En quoi travailler sur un film comme Bird diffère-t-il d’une grande production comme Dunkirk?
Dans un film comme Dunkirk, tout tourne autour de l’ampleur et de la précision. Vous êtes un rouage dans un immense système, et c’est impressionnant. Mais dans un film comme Bird, il s’agit d’intimité. Vous avez la liberté d’expérimenter, de prendre des risques et de vraiment collaborer. C’est différent, mais tout aussi précieux. Au final, il y a plus de similitudes que de différences. Vous savez, avec un bon réalisateur, vous n’avez jamais l’impression de travailler pour eux, mais avec eux. Andrea. Chris Nolan. Emerald Fennell.
En parlant d’Emerald Fennell, Saltburn est devenu un film culte, et vous avez également une multitude de projets en cours: une adaptation de Peaky Blinders, un western sur Billy the Kid, et les biopics sur les Beatles réalisés par Sam Mendes. Que ressentez-vous à l’idée d’être l’un des acteurs les plus demandés du moment?
C’est assez irréel. Je suis toujours ce gamin de Dublin qui rêvait de faire des films. Mais je suis reconnaissant. Chaque film est une occasion d’apprendre quelque chose de nouveau et de continuer à me mettre au défi. C’est tout ce que je veux.
Votre scène de danse dans Saltburn et dans le clip de Bug des Fontaines D.C., composé d’images du film, sont devenues virales. Une carrière dans la danse, ça vous tente?

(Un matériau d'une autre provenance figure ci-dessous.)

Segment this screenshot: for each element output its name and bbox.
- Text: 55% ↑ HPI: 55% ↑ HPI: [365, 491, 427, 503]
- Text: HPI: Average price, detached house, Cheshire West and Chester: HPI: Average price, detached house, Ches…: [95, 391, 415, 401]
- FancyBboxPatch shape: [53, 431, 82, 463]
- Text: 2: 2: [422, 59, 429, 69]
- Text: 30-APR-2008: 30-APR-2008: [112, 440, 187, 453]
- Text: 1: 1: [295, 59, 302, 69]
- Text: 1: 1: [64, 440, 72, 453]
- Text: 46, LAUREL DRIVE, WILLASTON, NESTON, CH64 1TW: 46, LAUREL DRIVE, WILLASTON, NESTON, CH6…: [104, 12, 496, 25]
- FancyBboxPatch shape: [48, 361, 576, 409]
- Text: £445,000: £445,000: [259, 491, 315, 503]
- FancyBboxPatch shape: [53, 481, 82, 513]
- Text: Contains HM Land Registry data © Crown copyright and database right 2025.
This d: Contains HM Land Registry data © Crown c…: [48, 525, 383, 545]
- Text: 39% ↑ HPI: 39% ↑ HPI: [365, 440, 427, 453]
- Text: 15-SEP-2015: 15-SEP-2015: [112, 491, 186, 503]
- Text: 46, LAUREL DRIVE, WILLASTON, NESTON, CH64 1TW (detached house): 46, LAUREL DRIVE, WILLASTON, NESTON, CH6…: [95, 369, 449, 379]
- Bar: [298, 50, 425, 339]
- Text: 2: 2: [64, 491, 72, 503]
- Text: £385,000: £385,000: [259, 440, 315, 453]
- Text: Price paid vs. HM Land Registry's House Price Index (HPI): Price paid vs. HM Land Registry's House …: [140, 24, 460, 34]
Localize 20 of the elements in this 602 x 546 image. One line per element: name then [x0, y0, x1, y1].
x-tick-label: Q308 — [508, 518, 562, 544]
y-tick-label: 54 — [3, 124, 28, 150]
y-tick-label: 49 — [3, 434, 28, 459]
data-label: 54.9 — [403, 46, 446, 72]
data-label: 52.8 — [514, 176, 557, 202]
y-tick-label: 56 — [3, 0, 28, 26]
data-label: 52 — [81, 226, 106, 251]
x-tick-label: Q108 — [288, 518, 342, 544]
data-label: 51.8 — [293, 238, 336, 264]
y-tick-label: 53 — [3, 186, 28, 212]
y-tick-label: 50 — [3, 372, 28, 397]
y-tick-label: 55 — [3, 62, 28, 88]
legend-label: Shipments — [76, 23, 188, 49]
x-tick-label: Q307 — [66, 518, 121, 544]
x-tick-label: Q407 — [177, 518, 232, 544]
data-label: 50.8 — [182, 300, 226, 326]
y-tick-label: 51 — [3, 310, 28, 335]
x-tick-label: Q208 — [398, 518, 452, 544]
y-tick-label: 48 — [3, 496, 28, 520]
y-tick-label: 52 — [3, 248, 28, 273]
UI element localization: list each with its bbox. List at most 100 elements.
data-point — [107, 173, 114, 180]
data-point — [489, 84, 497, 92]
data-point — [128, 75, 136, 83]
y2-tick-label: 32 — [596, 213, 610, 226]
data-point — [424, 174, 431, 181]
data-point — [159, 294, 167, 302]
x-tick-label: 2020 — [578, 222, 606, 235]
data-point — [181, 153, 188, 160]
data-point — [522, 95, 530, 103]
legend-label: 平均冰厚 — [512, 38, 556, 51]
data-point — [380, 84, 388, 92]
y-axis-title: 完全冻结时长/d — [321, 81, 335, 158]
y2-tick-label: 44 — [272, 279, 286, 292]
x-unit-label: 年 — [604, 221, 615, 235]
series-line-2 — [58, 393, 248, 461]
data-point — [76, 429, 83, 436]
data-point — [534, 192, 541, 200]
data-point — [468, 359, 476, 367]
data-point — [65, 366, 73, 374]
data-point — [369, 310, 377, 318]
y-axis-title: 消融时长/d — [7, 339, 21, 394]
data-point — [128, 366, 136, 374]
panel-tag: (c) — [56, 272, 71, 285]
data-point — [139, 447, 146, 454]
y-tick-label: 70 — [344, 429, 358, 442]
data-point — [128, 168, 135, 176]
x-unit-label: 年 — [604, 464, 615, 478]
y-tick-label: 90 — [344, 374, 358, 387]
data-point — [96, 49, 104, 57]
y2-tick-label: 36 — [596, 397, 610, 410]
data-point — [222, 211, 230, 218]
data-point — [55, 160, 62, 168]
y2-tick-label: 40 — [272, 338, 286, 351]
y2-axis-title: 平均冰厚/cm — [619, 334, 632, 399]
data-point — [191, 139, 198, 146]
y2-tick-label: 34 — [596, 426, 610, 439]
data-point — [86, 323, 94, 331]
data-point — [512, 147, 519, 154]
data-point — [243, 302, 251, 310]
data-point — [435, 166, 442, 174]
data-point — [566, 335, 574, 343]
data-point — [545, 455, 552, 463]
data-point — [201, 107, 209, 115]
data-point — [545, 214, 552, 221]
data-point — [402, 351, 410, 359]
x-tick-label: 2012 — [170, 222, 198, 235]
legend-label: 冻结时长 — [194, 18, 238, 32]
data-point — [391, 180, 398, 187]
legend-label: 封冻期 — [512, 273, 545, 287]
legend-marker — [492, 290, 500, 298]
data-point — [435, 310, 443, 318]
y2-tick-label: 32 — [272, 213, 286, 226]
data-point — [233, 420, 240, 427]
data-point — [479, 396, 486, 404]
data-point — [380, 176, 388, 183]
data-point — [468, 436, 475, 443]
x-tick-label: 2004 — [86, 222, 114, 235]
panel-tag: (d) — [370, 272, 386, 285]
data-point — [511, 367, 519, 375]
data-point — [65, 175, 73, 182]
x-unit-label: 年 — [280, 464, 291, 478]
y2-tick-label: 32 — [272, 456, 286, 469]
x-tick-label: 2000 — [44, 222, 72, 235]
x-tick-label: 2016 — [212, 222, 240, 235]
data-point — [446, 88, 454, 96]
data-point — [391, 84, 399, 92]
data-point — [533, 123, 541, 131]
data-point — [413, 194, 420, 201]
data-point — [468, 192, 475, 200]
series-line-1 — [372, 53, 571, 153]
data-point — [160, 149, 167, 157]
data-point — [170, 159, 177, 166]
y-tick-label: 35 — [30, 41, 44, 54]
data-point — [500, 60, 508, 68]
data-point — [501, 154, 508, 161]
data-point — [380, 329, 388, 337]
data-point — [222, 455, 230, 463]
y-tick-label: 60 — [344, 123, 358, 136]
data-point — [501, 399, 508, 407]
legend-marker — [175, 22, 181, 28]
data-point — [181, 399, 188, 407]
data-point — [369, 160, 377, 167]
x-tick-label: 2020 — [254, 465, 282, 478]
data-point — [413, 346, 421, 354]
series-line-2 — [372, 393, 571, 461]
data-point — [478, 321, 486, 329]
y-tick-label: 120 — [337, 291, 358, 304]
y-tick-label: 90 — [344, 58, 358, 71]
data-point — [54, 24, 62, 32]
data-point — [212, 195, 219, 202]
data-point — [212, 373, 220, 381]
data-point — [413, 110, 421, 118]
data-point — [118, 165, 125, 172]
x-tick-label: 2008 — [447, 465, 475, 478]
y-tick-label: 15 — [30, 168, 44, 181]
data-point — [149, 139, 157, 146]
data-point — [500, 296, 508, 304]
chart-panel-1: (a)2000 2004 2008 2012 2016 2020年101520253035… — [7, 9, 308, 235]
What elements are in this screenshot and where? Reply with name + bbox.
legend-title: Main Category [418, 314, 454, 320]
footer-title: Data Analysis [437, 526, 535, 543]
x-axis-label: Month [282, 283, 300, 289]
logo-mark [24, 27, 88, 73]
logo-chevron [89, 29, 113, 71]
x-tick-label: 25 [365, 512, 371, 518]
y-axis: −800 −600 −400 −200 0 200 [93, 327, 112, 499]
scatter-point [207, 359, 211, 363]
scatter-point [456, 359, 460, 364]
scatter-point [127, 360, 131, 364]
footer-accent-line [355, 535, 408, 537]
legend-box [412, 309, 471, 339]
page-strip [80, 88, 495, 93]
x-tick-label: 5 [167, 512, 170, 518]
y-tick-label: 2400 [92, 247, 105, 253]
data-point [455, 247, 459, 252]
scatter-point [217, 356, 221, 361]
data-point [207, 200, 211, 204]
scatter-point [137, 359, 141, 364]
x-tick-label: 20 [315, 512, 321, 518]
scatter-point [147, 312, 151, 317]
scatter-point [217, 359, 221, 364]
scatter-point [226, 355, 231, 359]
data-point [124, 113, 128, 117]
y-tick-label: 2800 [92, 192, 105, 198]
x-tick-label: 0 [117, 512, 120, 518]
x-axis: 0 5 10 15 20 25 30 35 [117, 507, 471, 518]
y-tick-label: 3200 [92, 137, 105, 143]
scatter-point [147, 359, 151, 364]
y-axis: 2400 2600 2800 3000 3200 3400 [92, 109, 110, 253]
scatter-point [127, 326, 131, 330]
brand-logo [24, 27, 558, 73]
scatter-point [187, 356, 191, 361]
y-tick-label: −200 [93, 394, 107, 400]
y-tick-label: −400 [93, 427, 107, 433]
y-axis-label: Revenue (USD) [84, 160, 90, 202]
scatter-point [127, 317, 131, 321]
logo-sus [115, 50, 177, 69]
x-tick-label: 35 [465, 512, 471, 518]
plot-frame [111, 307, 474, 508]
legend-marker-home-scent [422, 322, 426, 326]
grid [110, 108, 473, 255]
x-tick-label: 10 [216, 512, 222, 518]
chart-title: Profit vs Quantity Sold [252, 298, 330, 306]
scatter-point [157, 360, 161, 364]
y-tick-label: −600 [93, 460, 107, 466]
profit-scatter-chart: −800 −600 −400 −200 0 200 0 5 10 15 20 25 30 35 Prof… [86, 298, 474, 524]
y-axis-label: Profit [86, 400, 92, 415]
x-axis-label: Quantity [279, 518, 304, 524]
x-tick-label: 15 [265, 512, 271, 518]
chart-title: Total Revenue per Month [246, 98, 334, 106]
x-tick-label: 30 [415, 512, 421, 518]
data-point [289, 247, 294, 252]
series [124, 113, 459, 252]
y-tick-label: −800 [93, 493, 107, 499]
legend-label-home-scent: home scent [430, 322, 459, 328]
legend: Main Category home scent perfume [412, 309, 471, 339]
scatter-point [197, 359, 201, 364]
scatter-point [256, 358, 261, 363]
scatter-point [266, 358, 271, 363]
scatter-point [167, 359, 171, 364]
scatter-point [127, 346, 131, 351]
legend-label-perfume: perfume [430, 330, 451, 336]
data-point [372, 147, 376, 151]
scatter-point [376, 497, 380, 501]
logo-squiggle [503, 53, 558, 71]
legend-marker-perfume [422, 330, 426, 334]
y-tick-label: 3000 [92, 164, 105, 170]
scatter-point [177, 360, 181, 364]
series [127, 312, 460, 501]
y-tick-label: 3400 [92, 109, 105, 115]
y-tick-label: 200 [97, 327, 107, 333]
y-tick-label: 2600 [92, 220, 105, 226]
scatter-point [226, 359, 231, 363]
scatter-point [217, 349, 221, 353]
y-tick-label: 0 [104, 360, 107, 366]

Je n’ai aucune ambition dans ce domaine. (rires) J’ai toujours dit que je ne savais pas danser, mais c’est précisément ce qui rend ça amusant. Ce qui est beau dans la danse au cinéma, c’est que vous faites l’effort de tenter quelque chose, même si vous savez que vous n’êtes pas le meilleur. Dans Saltburn, il ne s’agissait pas de perfection, mais de l’énergie du moment, et j’ai pris beaucoup de plaisir avec cette scène. La musique joue toujours un grand rôle dans ce que je fais. Et oui, dans Bird, je danse aussi quelques fois, sur des morceaux de Blur et Coldplay entre autres, mais c’est plus subtil et avec une vibe différente. Je pense que l’ironie de ces scènes -ne pas se prendre trop au sérieux- est précisément ce qui les rend intéressantes.
Que voudriez-vous que les gens retiennent de Bird?
Que l’imperfection est belle. Qu’une famille n’a pas besoin d’être parfaite pour être précieuse. Et que vous pouvez vous montrer tel que vous êtes, avec tous vos défauts. C’est ce que disent tous les films d’Andrea, et c’est pour ça qu’ils sont si puissants.